En tombant amoureuse d’Erwann, Louise sait qu’elle s’engage à accepter son passé, à savoir Irène, une sublime et sculpturale compagne qui l’a abandonné pour rêver d’autre chose avec un autre homme, et son présent, en la personne de Blanche, fruit commun de l’union de quelques années entre lui et son ex-amie.
Louise se sent prête à relever le défi, car pleine de bonne volonté pour s’assurer une certaine popularité auprès de la petite fille.
« J’aime l’idée que la place auprès de toi se mérite. Je pressens que ça ne va pas être facile. » (p.52)
Mais Blanche, incarnation vivante de la perfection physique d’un célèbre personnage de conte, se mure dans un mutisme dédaigneux à son égard. Pire, lorsqu’elle daigne accorder quelques mots à sa belle-mère, c’est pour mieux décocher de redoutables piques.
« il adore cette photo, parce que dessus, ça se voit, tu n’es pas du genre à te laisser amadouer. » (p.14)
Louise ne peut guère compter sur Erwann, père béat d’admiration une semaine sur deux devant la beauté de sa fille.
« Il n’y a pas de fierté. Il y a de la subjugation. » (p.92)
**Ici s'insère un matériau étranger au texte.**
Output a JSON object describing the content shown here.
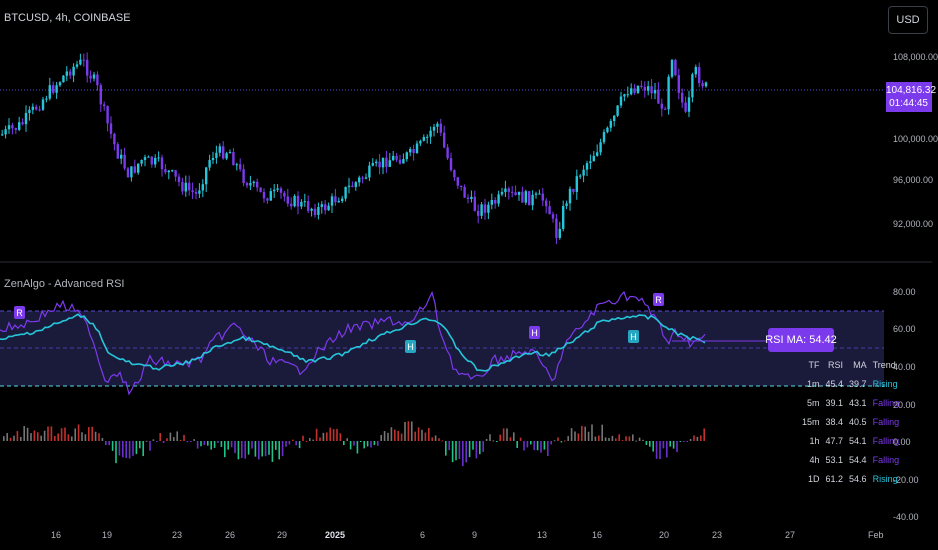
{
  "header": {
    "symbol_title": "BTCUSD, 4h, COINBASE",
    "currency_button": "USD"
  },
  "price_pane": {
    "last_price": "104,816.32",
    "countdown": "01:44:45",
    "y_axis_labels": [
      "108,000.00",
      "100,000.00",
      "96,000.00",
      "92,000.00"
    ],
    "up_color": "#26c6da",
    "down_color": "#7c3aed"
  },
  "indicator": {
    "title": "ZenAlgo - Advanced RSI",
    "y_axis_labels": [
      "80.00",
      "60.00",
      "40.00",
      "20.00",
      "0.00",
      "-20.00",
      "-40.00"
    ],
    "rsi_ma_label": "RSI MA: 54.42",
    "rsi_color": "#7c3aed",
    "ma_color": "#26c6da",
    "band_color": "#1a1a3a",
    "markers": [
      {
        "text": "R",
        "color": "#7c3aed"
      },
      {
        "text": "H",
        "color": "#7c3aed"
      },
      {
        "text": "H",
        "color": "#26a6c0"
      },
      {
        "text": "H",
        "color": "#26a6c0"
      },
      {
        "text": "R",
        "color": "#7c3aed"
      }
    ],
    "mtf_table": {
      "headers": [
        "TF",
        "RSI",
        "MA",
        "Trend"
      ],
      "rows": [
        {
          "tf": "1m",
          "rsi": "45.4",
          "ma": "39.7",
          "trend": "Rising",
          "trend_color": "#26c6da"
        },
        {
          "tf": "5m",
          "rsi": "39.1",
          "ma": "43.1",
          "trend": "Falling",
          "trend_color": "#7c3aed"
        },
        {
          "tf": "15m",
          "rsi": "38.4",
          "ma": "40.5",
          "trend": "Falling",
          "trend_color": "#7c3aed"
        },
        {
          "tf": "1h",
          "rsi": "47.7",
          "ma": "54.1",
          "trend": "Falling",
          "trend_color": "#7c3aed"
        },
        {
          "tf": "4h",
          "rsi": "53.1",
          "ma": "54.4",
          "trend": "Falling",
          "trend_color": "#7c3aed"
        },
        {
          "tf": "1D",
          "rsi": "61.2",
          "ma": "54.6",
          "trend": "Rising",
          "trend_color": "#26c6da"
        }
      ]
    }
  },
  "x_axis_labels": [
    "16",
    "19",
    "23",
    "26",
    "29",
    "2025",
    "6",
    "9",
    "13",
    "16",
    "20",
    "23",
    "27",
    "Feb"
  ]
}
Le comportement odieux de sa fille ? Mais non, elle est comme cela Blanche. L’hypersexualisation de ses vêtements ? Mais non, c’est juste mignon. Aveuglé par cette enfant réduite à sa seule beauté – ce qui amène Louise à surnommer sa belle-fille de « Ma Belle » -, Erwann peine à répondre aux besoins de Louise. Cette dernière doit se contenter d’un compagnon à plein temps les semaines lors desquelles Blanche est avec sa mère : alors l’évidence, la complicité libérée des deux amoureux est éclatante.
« Toutes les belles-mères qui souffrent en sont là. Elles ne restent pas pour le trône ni la couronne. Elles restent pour ces moments-là, où l’amour revient. (p.136)
Mais lorsque l’enfant est là, Louise se tapit presque dans l’ombre, sa place n’étant à ses yeux pas vraiment légitime. Les manigances de Blanche pour la narguer de son amour teinté d’un large au-delà œdipien pour son père la rende folle, son amoureux se rangeant systématiquement du côté de sa fille.
« C’est à cause de ce pacte qu’on a conclu tous les deux sans se le dire. On n’a pas le choix, il faut que toi et moi, on s’aime. Il faut qu’entre toi et moi ça soit facile et évident, sinon mon histoire avec ton père s’arrêtera là. » (p.96-97)
Alors, chaque journée est une épreuve pour Louise : elle ne veut pas que sa nouvelle vie avec l’homme qu’elle aime soit une réécriture d’un conte de fée dans lequel elle aurait le mauvais rôle de marâtre. Les victoires, même minimes, remplissent son cœur de ravissement. Mais elles sont rares, et Blanche grandit, mystère insondable. Lutte de pouvoir tacite pour siéger dans le cœur d’Erwann entre une enfant et une jeune femme moderne, Ma Belle est le récit piquant, touchant, amusant du quotidien d’une trentenaire qui hérite sans l’avoir désiré du difficile rôle de belle-mère. Un rôle de composition entre petites victoires et grands moments de désarroi.
« Ce trio que je ne supporte plus, et combien il m’apparaît parfois comme un putaind e triangle amoureux. » (p.185)
Camille Anseaume, avec ce talent de conteuse qu’on lui connaît (et le fait de proposer la trame de Blanche-Neige pour son récit est un joli clin d’œil), dissèque le quotidien des familles recomposées et sonde avec pertinence les antagonismes jaloux. De plus, la réflexion est élargie par des considérations nécessaires sur la beauté des femmes, Blanche et Irène étant réduites à cela. Point de manichéisme pourtant, malgré les atermoiements de Louise sur ce qu’elle considère comme sa médiocrité physique. Non, le récit célèbre plutôt chaque personnage féminin dans sa complexité et son humanité, et de là naissent les pages – nombreuses – les plus touchantes.
« Jusqu’à ce que la beauté soudain m’apparaisse comme un danger, et que pour la première fois elle m’inspire de la tristesse. » (p.64)
« Plutôt que de brandir la beauté partout, je préférerais qu’on la considère comme ce qu’elle est. Une goutte d’eau dans un océan de potentialités, une simple loterie génétique. » (p.244)
Avec un texte écrit à la première personne s’adressant au « Tu » de Blanche – Ma Belle, le roman s’affranchit du cadre rigide et normatif du couple belle-mère / belle-fille pour esquisser une déclaration de tendresse…
Ma Belle, Camille ANSEAUME, éditions CALMANN-LEVY, 2022, 249 pages, 18.50€.